Woda z wyższych partii gór spływa w takiej ilości, że tworzy w każdym zagłębieniu nowe rzeki, tego chyba nie było w żadnych przewodnikach i krajobraz tych okolic, chyba nie pamięta takiej potęgi wodnego żywiołu.
Liczne strumienie przecinają drogę, którą zmierzam do serca parku, auto podskakuje na płaskiej drodze na kamieniach, które niesie woda.
Przecież niektóre zbocza są jednak oddalone kawałek od drogi, skąd te kamienie się tutaj biorą? a droga jest nawet miejsacami powyżej otaczajacego terenu.
Właśnie, miejscami, bo napotykam wartki nurt ! woda przecina drogę miejscami w poprzek (tutaj boję się czy rozbryzgująca się woda pod kołami i podwoziem nie zaleje elektroniki i nie utkniemy tutaj na dobre), czasem płynie wzdłuż po obu stronach drogi.
I w końcu...
Tak, to chyba koniec naszej podróży.
Przed nami.... nie ma drogi , czerwona woda pokrywa na kilometrowym odcinku całą jezdnię, jeśli utknęła w zagłębieniu, to jak jest głęboka? nie ma nawet odniesienia do znaków czy słupków, a sam teren nie za bardzo daje punkt odniesienia.

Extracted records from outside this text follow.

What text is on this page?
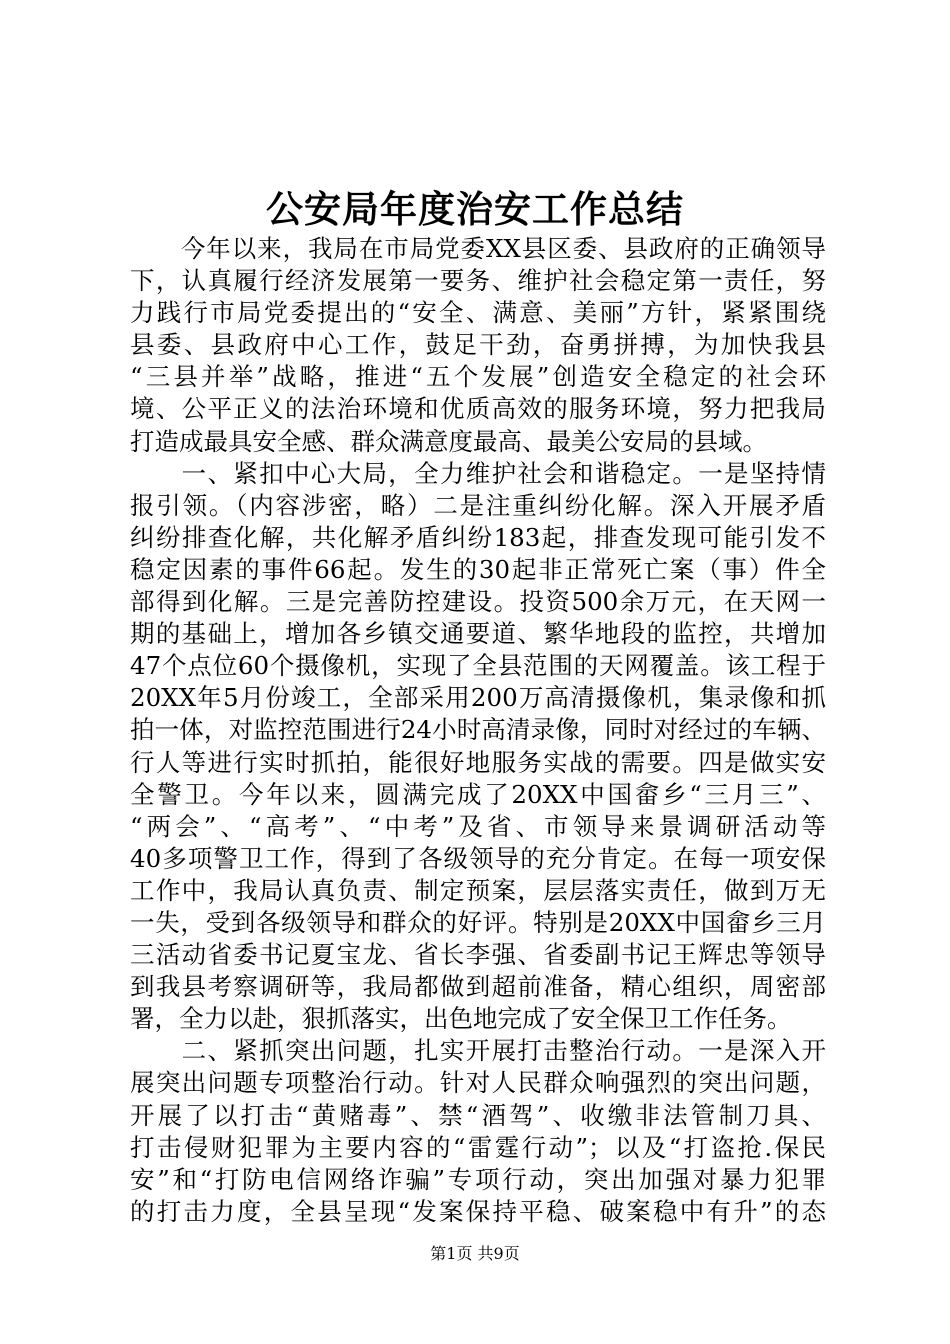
公安局年度治安工作总结
　　今年以来，我局在市局党委XX县区委、县政府的正确领导
下，认真履行经济发展第一要务、维护社会稳定第一责任，努
力践行市局党委提出的“安全、满意、美丽”方针，紧紧围绕
县委、县政府中心工作，鼓足干劲，奋勇拼搏，为加快我县
“三县并举”战略，推进“五个发展”创造安全稳定的社会环
境、公平正义的法治环境和优质高效的服务环境，努力把我局
打造成最具安全感、群众满意度最高、最美公安局的县域。
　　一、紧扣中心大局，全力维护社会和谐稳定。一是坚持情
报引领。（内容涉密，略）二是注重纠纷化解。深入开展矛盾
纠纷排查化解，共化解矛盾纠纷183起，排查发现可能引发不
稳定因素的事件66起。发生的30起非正常死亡案（事）件全
部得到化解。三是完善防控建设。投资500余万元，在天网一
期的基础上，增加各乡镇交通要道、繁华地段的监控，共增加
47个点位60个摄像机，实现了全县范围的天网覆盖。该工程于
20XX年5月份竣工，全部采用200万高清摄像机，集录像和抓
拍一体，对监控范围进行24小时高清录像，同时对经过的车辆、
行人等进行实时抓拍，能很好地服务实战的需要。四是做实安
全警卫。今年以来，圆满完成了20XX中国畲乡“三月三”、
“两会”、“高考”、“中考”及省、市领导来景调研活动等
40多项警卫工作，得到了各级领导的充分肯定。在每一项安保
工作中，我局认真负责、制定预案，层层落实责任，做到万无
一失，受到各级领导和群众的好评。特别是20XX中国畲乡三月
三活动省委书记夏宝龙、省长李强、省委副书记王辉忠等领导
到我县考察调研等，我局都做到超前准备，精心组织，周密部
署，全力以赴，狠抓落实，出色地完成了安全保卫工作任务。
　　二、紧抓突出问题，扎实开展打击整治行动。一是深入开
展突出问题专项整治行动。针对人民群众响强烈的突出问题，
开展了以打击“黄赌毒”、禁“酒驾”、收缴非法管制刀具、
打击侵财犯罪为主要内容的“雷霆行动”；以及“打盗抢.保民
安”和“打防电信网络诈骗”专项行动，突出加强对暴力犯罪
的打击力度，全县呈现“发案保持平稳、破案稳中有升”的态
第1页 共9页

Za tym odcinkiem widzę już kolejkę na Teide i tam mam więcej możliwości poradzenia się innych, którędy bezpiecznie wyjechać z parku.
Trzeba jednak tam się dostać, czy po dotychczasowych mękach Seacik ponownie nas nie zawiedzie?
Wyłaniający się po około kilometrze czarny koniec drogi przynajmniej pokazuje mi kierunek, w jakim mam pokonywać czerwony bród.
Decyzja ponownie trudna, bo jesteśmy tak blisko stałego punktu straży parku, a rozsądek rodzi wątpliwości, jeśli woda nie jest głębsza na tym odcinku nie więcej niż 20-25 cm to powoli pokonam ten odcinek, jeśli...
jeśli oczywiście wcześniejszy wartki nurt nie podmył asfaltu na tyle, że w jakimś miejscu jest zapadnięty bo...
wtedy kasuję auto i na dachu czekamy na pomoc.
To będzie najdłuższy kilometr pokonany w takich obawach.
Udało się, jesteśmy ocaleni.
Dowiadujemy się, że droga na Orotawę jest przejezdna, bardziej bezpieczna, więc tam się kierujemy.
Dzisiaj Teide pokonał chętnych do stąpania po nim.
My nie poddajemy się jednak, a strażnicy obiecują, że jeśli pogoda się poprawi, to stare pozwolenie wyjątkowo będzie można wykorzystać w ciągu 2 dni o tej samej porze, bez konieczności specjalnego wyjazdu do stolicy po nowe.
Rozumieją zaistaniałą sytuację, my też.
Dobre i to, ale strata jednego dnia z przesunięcia, to jednak jest porażka.
Z drugiej strony na szali postawiliśmy dzisiaj znacznie więcej niż do nas dociera.
A przyznam się, że po powrocie do domu, gdy zobaczyłem zdjęcia i filmy innych świadków tegorocznych wydarzeń na Teneryfie, zrozumiałem, że przeżyliśmy niesamowite chwile (na długo pozostaną w naszej pamięci ), ale niebezpieczeństwa były naprawdę wielkie i bardzo blisko nas.
Teraz pisząc o tym, wyrażam to w słowach, ale to co teraz czuję z tamtego dnia, to więcej... niż tylko słowa.